Kuruvilla also reports that other high-skill occupations being moved to Asia include “engineering services…particularly in aerospace and civil aviation, software research and development, and in animation…” The health industries will also not be spared, with “medical research jobs, including those in radiology, drug discovery and testing, and clinical trials… moving to India.”
The inference to be drawn is clear: whatever connections may have existed between post-secondary educational achievement and economic advancement have been broken, and to claim otherwise is false. This is significant for public school teachers, since they are being herded into a forced march, and having their living standards threatened, based on the constant repetition of these false premises.
As Richard Rothstein wrote in a report for the Economic Policy Institute, “Much of our educational policy in recent years has been driven by the inaccurate belief that if only all students could qualify for post-secondary education and become ‘attractive job candidates,’ all youth would then obtain well-compensated jobs that took advantage of those qualifications.”
The truth is that factors other than education (such as investment flows, the relative balance of power between Capital and Labor, and between sectors of Capital itself) have a much greater influence on income and living standards. Even if the science and technology jobs are there, they don’t pay enough (or at least not enough to compare with creating algorithms for high-frequency trading programs at hedge funds and investment banks, which is where more and more math and physics majors are winding up).
According to a report from the OECD (Organization of Economic Cooperation and Development, “a forum of countries committed to democracy and the market economy”) and its Draft Agenda on the Steering and Funding of Research Institutions, “…overall the supply of graduates in science and technology continues to rise, although a few countries have seen a decline in specific fields such as chemistry and physics. Furthermore, there is little evidence of strong upward pressure in wages for science and technology professionals (gee, could outsourcing have anything to do with that? MF). In fact, poor career prospects in the scientific occupations are often cited as one of the main reasons behind the decline in scientific studies among young people. (italics mine).”

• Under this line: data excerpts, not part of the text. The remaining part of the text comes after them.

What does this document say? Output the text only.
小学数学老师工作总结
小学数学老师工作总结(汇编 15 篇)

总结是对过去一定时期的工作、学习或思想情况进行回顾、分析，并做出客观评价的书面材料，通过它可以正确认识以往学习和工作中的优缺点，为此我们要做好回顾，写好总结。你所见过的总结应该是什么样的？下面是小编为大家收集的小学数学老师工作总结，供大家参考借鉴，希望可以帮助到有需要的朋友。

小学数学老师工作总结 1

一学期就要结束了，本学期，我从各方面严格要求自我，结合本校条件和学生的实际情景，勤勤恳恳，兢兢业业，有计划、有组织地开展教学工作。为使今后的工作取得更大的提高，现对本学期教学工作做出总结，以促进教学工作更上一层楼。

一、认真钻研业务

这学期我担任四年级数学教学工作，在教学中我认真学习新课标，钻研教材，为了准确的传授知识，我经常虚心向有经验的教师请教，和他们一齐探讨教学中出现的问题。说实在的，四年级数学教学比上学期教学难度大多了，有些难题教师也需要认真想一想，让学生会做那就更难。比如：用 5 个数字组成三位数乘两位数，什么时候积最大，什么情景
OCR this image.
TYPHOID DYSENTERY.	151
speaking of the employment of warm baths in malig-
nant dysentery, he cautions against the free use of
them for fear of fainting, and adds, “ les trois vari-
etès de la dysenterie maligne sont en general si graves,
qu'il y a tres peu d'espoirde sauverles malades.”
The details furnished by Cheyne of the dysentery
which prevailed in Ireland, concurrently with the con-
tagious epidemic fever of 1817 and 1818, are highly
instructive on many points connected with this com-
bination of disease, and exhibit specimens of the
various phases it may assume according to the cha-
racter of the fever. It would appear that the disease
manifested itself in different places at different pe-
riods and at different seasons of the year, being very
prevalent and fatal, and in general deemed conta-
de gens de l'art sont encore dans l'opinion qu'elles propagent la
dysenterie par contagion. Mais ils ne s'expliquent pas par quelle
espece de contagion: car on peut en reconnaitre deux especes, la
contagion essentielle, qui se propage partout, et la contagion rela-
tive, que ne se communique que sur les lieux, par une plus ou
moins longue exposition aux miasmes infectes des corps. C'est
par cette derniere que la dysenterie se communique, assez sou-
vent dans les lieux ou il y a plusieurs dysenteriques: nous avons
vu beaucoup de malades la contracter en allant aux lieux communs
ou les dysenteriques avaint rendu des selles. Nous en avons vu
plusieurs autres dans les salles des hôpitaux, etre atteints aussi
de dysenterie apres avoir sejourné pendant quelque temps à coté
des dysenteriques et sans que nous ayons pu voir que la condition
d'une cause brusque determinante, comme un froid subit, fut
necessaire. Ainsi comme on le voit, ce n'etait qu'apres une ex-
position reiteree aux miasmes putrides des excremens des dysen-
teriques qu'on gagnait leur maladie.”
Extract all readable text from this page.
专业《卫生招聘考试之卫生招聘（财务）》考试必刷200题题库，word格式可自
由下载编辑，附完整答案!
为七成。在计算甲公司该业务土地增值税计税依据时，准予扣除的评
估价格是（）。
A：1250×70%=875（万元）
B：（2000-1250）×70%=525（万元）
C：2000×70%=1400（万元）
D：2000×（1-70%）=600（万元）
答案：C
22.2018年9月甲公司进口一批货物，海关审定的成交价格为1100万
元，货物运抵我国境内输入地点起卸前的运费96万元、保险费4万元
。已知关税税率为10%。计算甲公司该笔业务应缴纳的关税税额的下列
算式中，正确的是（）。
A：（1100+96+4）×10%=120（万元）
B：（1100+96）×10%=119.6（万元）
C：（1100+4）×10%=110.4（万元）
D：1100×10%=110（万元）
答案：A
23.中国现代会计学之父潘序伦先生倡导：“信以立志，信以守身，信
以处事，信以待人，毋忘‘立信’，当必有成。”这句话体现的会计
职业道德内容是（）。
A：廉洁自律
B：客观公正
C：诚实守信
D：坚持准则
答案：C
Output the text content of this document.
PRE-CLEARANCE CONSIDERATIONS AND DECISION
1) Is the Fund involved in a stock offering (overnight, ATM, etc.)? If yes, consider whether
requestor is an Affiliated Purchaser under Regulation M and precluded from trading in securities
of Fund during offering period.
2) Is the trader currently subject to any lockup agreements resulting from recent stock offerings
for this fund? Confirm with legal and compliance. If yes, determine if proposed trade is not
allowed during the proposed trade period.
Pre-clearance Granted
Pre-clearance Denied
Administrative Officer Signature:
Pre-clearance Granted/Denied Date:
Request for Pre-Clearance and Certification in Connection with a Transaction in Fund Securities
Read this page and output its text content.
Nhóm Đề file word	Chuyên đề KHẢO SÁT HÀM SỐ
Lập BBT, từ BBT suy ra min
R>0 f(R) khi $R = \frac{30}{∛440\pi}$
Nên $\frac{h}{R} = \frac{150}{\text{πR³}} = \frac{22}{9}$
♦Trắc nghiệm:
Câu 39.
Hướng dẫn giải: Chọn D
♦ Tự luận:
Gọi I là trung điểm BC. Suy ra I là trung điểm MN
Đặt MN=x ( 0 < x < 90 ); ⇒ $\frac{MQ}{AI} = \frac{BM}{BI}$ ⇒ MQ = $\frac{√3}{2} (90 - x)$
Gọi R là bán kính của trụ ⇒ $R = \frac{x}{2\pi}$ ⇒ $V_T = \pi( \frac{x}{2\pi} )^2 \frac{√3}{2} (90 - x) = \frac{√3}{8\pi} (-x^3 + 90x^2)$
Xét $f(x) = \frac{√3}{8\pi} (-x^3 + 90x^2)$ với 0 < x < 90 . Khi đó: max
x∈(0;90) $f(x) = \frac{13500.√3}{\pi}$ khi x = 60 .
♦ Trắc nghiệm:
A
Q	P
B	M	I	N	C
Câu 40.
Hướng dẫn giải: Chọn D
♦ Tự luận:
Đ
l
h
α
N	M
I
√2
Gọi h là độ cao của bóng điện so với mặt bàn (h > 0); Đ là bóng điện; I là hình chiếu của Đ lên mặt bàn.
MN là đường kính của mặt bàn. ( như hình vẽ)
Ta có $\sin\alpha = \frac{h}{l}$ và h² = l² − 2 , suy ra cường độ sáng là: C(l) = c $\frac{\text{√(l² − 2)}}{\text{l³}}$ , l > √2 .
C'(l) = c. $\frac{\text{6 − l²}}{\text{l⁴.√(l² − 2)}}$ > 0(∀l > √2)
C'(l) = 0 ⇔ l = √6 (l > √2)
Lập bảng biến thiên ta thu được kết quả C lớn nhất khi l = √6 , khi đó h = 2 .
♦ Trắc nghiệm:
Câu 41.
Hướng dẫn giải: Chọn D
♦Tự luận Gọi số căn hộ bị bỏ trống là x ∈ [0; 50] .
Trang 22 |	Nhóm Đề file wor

In other words, Mr. Market has spoken, and unless you’re a trader or executive at a Too Big to Fail Bank, or are starting a charter school, he’s going to pay you less, no matter what your educational achievement.
What’s the point of all this for teachers and supporters of public education? It’s that one of the major themes in the dominant narrative about education in the US, that (unionized) teachers (with due process and seniority rights, and pension and health benefits) are failing to prepare students for a future bright with unlimited prospects, prospects they would achieve if only their deadbeat teachers didn’t stand in the way, is straight-out false.
The reality is that, the prospects for the overwhelming majority of young people are being foreclosed upon by those who control investment, and who see their continued prosperity as depending on the enlargement of a weak, transient, low-paid, low-skilled service workforce, to include teachers, whose every move is determined and electronically overseen by management.
The interests of those controlling investment, and those controlling the debate about education, have decoupled from those who perform the work of society, and they are propagating these falsehoods in order to extend their control and enrich themselves by taking over the public schools.